Isaac is pleased to be sharing the podium with Annelly Chalas, a Hostos sophomore who will read his poems in English translation. Annelly is a Criminal Justice major as well as an athlete on the Hostos women’s volleyball team and an accomplished student of poetry.
Raised in Victoria, Canada, Carl James Grindley is an associate professor of English at Hostos Community College. He holds a doctorate in the history of the English language from the University of Glasgow, and a master’s degree in English literature and a bachelor’s degree in creative writing, both from the University of Victoria. In 2008, three of his novels were published under the title Icon (No Record Press). His poetry and fiction have appeared in Anemone Sidecar, Mikrokosmos, and Petrichor Machine. His new collection of poetry, Lora and the Dark Lady (Ravenna Press), was the 2011 winner of the Ravenna Press Cathlamet Prize for Poetry.
Alexander Long‘s third book of poems, Still Life, won the White Pine Press Poetry Prize in 2011. A chapbook, also titled Still Life, won the 2010 Center for Book Arts Chapbook Competition. His first two books, Vigil and Light Here, Light There, were published in 2006 and 2009 respectively. Long has also published two other chapbooks: Six Prose Poems (Brandenberg Press, 2004), and Lunch with Larry (Q Ave Press, 2014). In 2004, he co-edited, with Christopher Buckley, A Condition of the Spirit: the Life & Work of Larry Levis. His poems, essays, and reviews have appeared in numerous journals and magazines, including AGNI, American Poetry Review, Blackbird, Callaloo, The Chronicle of Higher Education, Hotel Amerika, Pleiades, Smartish Pace, Valparaiso Poetry Review, The Offending Adam, Third Coast, and The Southern Review. An associate professor of English at the City University of New York, John Jay College, Long is also working on a biography of the American poet Larry Levis. In his other life, he plays bass, and records and writes with a number of Philadelphia-based bands.

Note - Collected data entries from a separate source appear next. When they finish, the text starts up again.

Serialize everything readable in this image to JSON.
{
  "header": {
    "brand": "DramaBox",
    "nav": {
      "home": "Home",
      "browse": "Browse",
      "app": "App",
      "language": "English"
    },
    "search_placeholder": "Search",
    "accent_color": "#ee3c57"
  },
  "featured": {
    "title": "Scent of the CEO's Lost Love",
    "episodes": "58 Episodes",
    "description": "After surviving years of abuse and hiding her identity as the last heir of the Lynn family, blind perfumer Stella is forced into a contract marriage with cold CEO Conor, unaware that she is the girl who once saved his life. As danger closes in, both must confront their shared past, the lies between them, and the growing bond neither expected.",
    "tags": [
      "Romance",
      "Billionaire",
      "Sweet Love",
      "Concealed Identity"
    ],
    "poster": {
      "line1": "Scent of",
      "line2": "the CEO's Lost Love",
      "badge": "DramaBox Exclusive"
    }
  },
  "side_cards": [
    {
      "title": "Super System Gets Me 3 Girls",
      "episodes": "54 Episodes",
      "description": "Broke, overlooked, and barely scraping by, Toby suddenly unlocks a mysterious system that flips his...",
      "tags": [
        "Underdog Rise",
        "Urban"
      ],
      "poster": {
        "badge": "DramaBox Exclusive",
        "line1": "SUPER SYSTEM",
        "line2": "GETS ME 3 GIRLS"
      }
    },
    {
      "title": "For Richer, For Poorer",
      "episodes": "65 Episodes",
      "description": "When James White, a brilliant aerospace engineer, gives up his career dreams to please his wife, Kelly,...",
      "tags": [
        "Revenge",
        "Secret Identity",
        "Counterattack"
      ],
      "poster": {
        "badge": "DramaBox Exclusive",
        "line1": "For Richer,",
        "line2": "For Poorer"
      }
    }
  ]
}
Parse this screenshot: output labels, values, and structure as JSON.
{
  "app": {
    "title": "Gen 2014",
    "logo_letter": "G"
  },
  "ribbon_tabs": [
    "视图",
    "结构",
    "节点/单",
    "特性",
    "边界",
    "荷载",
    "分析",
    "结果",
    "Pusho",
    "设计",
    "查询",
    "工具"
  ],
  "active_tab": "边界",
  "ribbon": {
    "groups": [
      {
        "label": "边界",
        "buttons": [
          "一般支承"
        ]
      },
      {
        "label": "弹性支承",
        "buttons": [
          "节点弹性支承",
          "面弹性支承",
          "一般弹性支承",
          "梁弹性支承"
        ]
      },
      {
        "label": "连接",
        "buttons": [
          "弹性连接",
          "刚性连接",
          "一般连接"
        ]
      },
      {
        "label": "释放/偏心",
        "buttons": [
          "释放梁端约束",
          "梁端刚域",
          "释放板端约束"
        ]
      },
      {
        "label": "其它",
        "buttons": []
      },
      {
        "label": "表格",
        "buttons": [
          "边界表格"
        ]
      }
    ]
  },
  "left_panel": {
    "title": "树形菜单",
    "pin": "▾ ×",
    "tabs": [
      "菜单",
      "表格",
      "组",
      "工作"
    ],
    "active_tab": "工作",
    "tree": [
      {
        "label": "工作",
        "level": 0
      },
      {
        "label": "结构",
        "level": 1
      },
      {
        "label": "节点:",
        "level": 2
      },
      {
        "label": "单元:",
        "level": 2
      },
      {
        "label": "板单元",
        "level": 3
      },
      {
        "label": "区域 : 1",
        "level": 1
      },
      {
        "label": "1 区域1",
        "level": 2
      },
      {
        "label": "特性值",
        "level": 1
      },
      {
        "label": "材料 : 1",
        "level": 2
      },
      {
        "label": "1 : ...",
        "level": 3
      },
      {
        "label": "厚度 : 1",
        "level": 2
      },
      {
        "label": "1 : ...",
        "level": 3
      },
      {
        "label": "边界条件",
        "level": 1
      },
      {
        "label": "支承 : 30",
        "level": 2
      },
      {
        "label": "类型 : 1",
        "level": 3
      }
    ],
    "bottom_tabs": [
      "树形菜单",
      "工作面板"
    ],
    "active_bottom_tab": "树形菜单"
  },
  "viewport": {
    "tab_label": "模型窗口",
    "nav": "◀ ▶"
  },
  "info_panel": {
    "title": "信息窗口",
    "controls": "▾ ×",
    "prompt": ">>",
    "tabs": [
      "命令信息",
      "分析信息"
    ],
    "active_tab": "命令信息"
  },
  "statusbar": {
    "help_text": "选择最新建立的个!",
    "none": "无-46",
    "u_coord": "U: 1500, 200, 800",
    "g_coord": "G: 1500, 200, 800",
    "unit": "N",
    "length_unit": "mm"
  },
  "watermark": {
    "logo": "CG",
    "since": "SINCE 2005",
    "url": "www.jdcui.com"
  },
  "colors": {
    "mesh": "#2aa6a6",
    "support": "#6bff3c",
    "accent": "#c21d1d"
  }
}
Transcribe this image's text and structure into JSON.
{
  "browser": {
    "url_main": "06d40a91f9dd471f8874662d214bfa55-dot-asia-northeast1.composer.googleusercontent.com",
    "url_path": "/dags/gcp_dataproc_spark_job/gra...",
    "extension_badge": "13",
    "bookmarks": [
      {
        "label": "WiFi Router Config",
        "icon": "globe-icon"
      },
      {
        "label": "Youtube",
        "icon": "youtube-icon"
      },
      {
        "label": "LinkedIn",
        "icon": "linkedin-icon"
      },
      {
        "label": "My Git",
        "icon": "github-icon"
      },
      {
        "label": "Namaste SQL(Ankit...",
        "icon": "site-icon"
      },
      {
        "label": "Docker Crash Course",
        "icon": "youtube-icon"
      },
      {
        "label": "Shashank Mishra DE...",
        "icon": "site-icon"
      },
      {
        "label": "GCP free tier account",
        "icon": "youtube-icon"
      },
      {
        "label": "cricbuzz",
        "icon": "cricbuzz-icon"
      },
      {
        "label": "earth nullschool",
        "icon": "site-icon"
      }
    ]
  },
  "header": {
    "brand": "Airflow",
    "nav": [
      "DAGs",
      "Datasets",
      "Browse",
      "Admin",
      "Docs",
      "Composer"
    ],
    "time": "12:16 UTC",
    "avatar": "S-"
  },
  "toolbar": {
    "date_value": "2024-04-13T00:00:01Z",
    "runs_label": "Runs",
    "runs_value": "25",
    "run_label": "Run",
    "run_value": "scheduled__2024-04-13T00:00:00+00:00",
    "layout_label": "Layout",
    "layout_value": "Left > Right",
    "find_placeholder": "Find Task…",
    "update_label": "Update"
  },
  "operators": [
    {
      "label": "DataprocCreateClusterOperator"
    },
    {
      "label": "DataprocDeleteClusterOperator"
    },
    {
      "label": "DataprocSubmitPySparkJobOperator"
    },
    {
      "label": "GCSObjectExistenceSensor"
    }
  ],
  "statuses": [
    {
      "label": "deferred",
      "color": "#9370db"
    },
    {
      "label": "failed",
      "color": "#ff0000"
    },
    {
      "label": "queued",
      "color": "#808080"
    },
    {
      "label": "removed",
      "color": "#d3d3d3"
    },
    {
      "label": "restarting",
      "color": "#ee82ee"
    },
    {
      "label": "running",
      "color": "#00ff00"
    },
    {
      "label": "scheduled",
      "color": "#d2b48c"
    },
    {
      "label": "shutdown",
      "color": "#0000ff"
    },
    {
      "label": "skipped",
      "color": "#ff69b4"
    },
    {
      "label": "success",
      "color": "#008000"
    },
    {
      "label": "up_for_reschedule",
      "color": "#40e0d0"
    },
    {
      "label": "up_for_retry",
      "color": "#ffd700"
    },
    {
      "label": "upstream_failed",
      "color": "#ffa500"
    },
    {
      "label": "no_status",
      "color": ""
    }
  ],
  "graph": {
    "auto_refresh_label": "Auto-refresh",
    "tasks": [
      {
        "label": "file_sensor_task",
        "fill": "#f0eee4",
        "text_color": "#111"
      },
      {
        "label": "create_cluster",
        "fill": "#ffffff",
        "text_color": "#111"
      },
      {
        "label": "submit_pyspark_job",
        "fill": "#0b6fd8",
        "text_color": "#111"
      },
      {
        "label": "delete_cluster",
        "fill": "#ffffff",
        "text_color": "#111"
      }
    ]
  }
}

About the Bryant Park Reading Room
The history of the Bryant Park Reading Room dates to 1935. During the Depression, the New York Public Library opened an “Open Air Library,” free and open to everyone, for the enjoyment of reading materials. The original reading room had a few benches, book and magazine cases, and a table with a beach umbrella, and was run by five librarians. Closed in 1944 and re-opened under the auspices of the Bryant Park Corporation, today’s Reading Room is modeled after the original. The Reading Room is home to extensive programming for adults and children each season. From May through September, the Word for Word Poetry Series brings weekly poetry readings to the space; readings frequently focus on poets from a specific press, or poetry with a shared theme or topic.
About the Genesis of “An Evening of CUNY Poets”
An assistant professor of English at Hostos since 2012, Anne Lovering Rounds is an emerging poet whose work has appeared in New Writing and the Hartskill Review. She became part of the Bryant Park poetry community after being a blogger for Reading Room poetry events. As a blogger she became friends with Bryant Park’s tireless Director of Tourism and Visitor Services, Paul Romero, who runs the Reading Room and has been kind enough to allow the curation of the May 20th reading.
Professor Rounds’s idea for this reading stemmed from a desire to hear some of the many voices of CUNY’s creative writers perform together. The reading is a chance to experience the connections that arise organically from such collaborative artistic events. Uniting faculty members from multiple campuses under one canopy, the reading is also intended as a way to explore broadly what it means to be both teacher and poet.